You can also progress through a deck in random order. In random mode, cards are chosen randomly at the beginning of a study session. Because the app does not know ahead of time which cards will be picked, you may have to wait briefly for cards to fetch their images and audio from the web.
Finally, select "Add" mode to only receive cards that you either add (through auto-complete suggestions or categories) or create yourself. This can be useful for language decks where you want access to 3000 pre-made cards, but don't want them presented to you automatically.
CleverDeck downloads card images and audio from the internet as it needs them. The app is completely functional offline, but won't be able to retrieve card media if left offline for very long.
You can ask CleverDeck to download media ahead of time by using the Cache option. Depending on your settings, the app will anticipate what cards you are due to see over the next couple of weeks and retrieve them on the spot.
Due to the large amount of data it will likely download, this function requires a wifi connection.

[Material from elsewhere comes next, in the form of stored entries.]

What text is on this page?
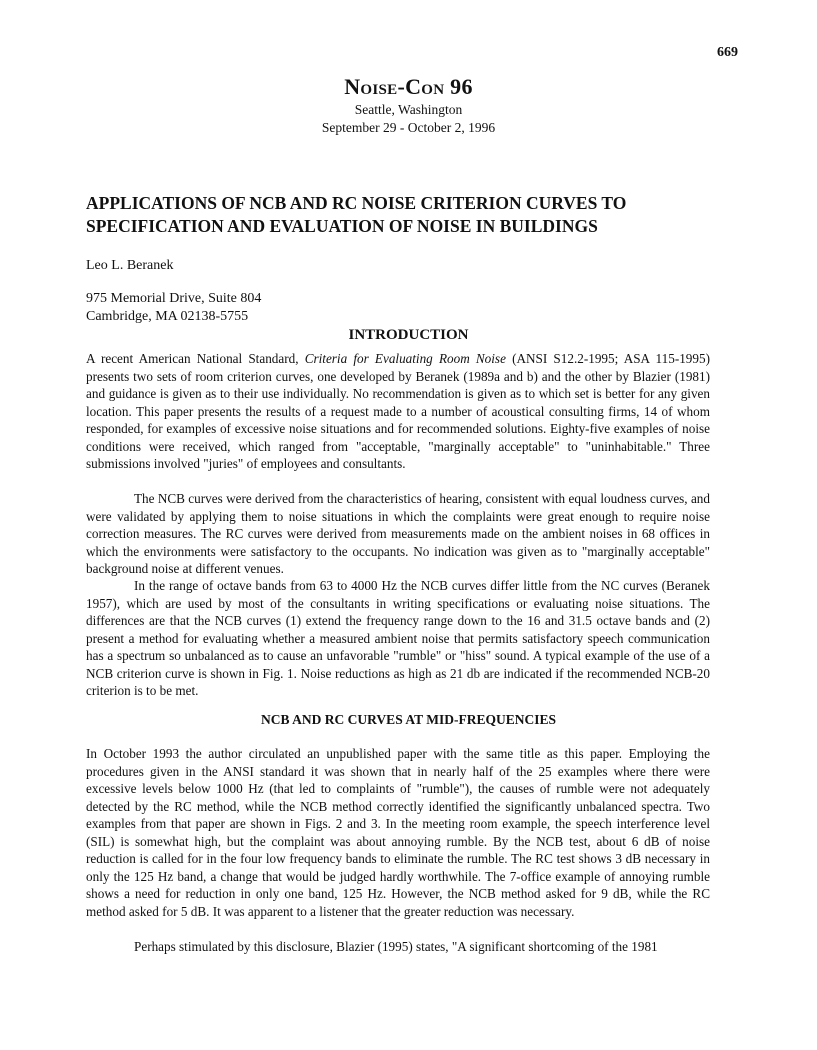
669
Noise-Con 96
Seattle, Washington
September 29 - October 2, 1996
APPLICATIONS OF NCB AND RC NOISE CRITERION CURVES TO SPECIFICATION AND EVALUATION OF NOISE IN BUILDINGS
Leo L. Beranek
975 Memorial Drive, Suite 804
Cambridge, MA 02138-5755
INTRODUCTION

A recent American National Standard, Criteria for Evaluating Room Noise (ANSI S12.2-1995; ASA 115-1995) presents two sets of room criterion curves, one developed by Beranek (1989a and b) and the other by Blazier (1981) and guidance is given as to their use individually. No recommendation is given as to which set is better for any given location. This paper presents the results of a request made to a number of acoustical consulting firms, 14 of whom responded, for examples of excessive noise situations and for recommended solutions. Eighty-five examples of noise conditions were received, which ranged from "acceptable, "marginally acceptable" to "uninhabitable." Three submissions involved "juries" of employees and consultants.

The NCB curves were derived from the characteristics of hearing, consistent with equal loudness curves, and were validated by applying them to noise situations in which the complaints were great enough to require noise correction measures. The RC curves were derived from measurements made on the ambient noises in 68 offices in which the environments were satisfactory to the occupants. No indication was given as to "marginally acceptable" background noise at different venues.

In the range of octave bands from 63 to 4000 Hz the NCB curves differ little from the NC curves (Beranek 1957), which are used by most of the consultants in writing specifications or evaluating noise situations. The differences are that the NCB curves (1) extend the frequency range down to the 16 and 31.5 octave bands and (2) present a method for evaluating whether a measured ambient noise that permits satisfactory speech communication has a spectrum so unbalanced as to cause an unfavorable "rumble" or "hiss" sound. A typical example of the use of a NCB criterion curve is shown in Fig. 1. Noise reductions as high as 21 db are indicated if the recommended NCB-20 criterion is to be met.

NCB AND RC CURVES AT MID-FREQUENCIES

In October 1993 the author circulated an unpublished paper with the same title as this paper. Employing the procedures given in the ANSI standard it was shown that in nearly half of the 25 examples where there were excessive levels below 1000 Hz (that led to complaints of "rumble"), the causes of rumble were not adequately detected by the RC method, while the NCB method correctly identified the significantly unbalanced spectra. Two examples from that paper are shown in Figs. 2 and 3. In the meeting room example, the speech interference level (SIL) is somewhat high, but the complaint was about annoying rumble. By the NCB test, about 6 dB of noise reduction is called for in the four low frequency bands to eliminate the rumble. The RC test shows 3 dB necessary in only the 125 Hz band, a change that would be judged hardly worthwhile. The 7-office example of annoying rumble shows a need for reduction in only one band, 125 Hz. However, the NCB method asked for 9 dB, while the RC method asked for 5 dB. It was apparent to a listener that the greater reduction was necessary.

Perhaps stimulated by this disclosure, Blazier (1995) states, "A significant shortcoming of the 1981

If downloading is taking a long time to complete, you can press Cancel at any time and still keep all the media that has already downloaded.
Right now, you can't cache future content for a deck in random order mode.
Some CleverDeck decks allow you to move groups of cards to the front of the deck according to their category. If a deck doesn't have categories, that option won't appear at all in the deck's settings.
To move 10 cards of a particular category to the front of the deck, simply tap the row. Swipe a row left to undo. Tap a row again to move more than 10.
As with adding cards via the auto-complete suggestions on the Add Card screen, all of the category cards are already in the deck. Tapping a category simply removes 10 cards from their current positions and places them in the front of the deck for immediate study.
One of the primary frustrations of using a spaced repetition system is the speed at which cards can accumulate if you don't review for several days. If you ever find yourself with an intimidatingly large card stack to tackle, the very best thing you can do is immediately set New Cards Per Day to zero and begin working through all the cards at your own pace. When things feel more manageable, you can increase New Cards Per Day again.
However, a second option is to reshuffle the deck so that the app gradually introduces your review cards back to you over the coming days and weeks. Reshuffling doesn't affect future review intervals and can make getting through a huge stack of cards much less stressful.
You may find that some decks' cards are much easier for you to remember than others'. For example, when first learning a new language, unfamiliar spelling patterns and pronunciations can make retaining new words especially difficult.
Just like the interval multiplier in the Algorithm settings, you can change a deck's interval multiplier to make all review intervals either longer or shorter. The deck interval multiplier overrides the global value. If you don't set a deck's multiplier, it will default to the value in the Algorithm settings.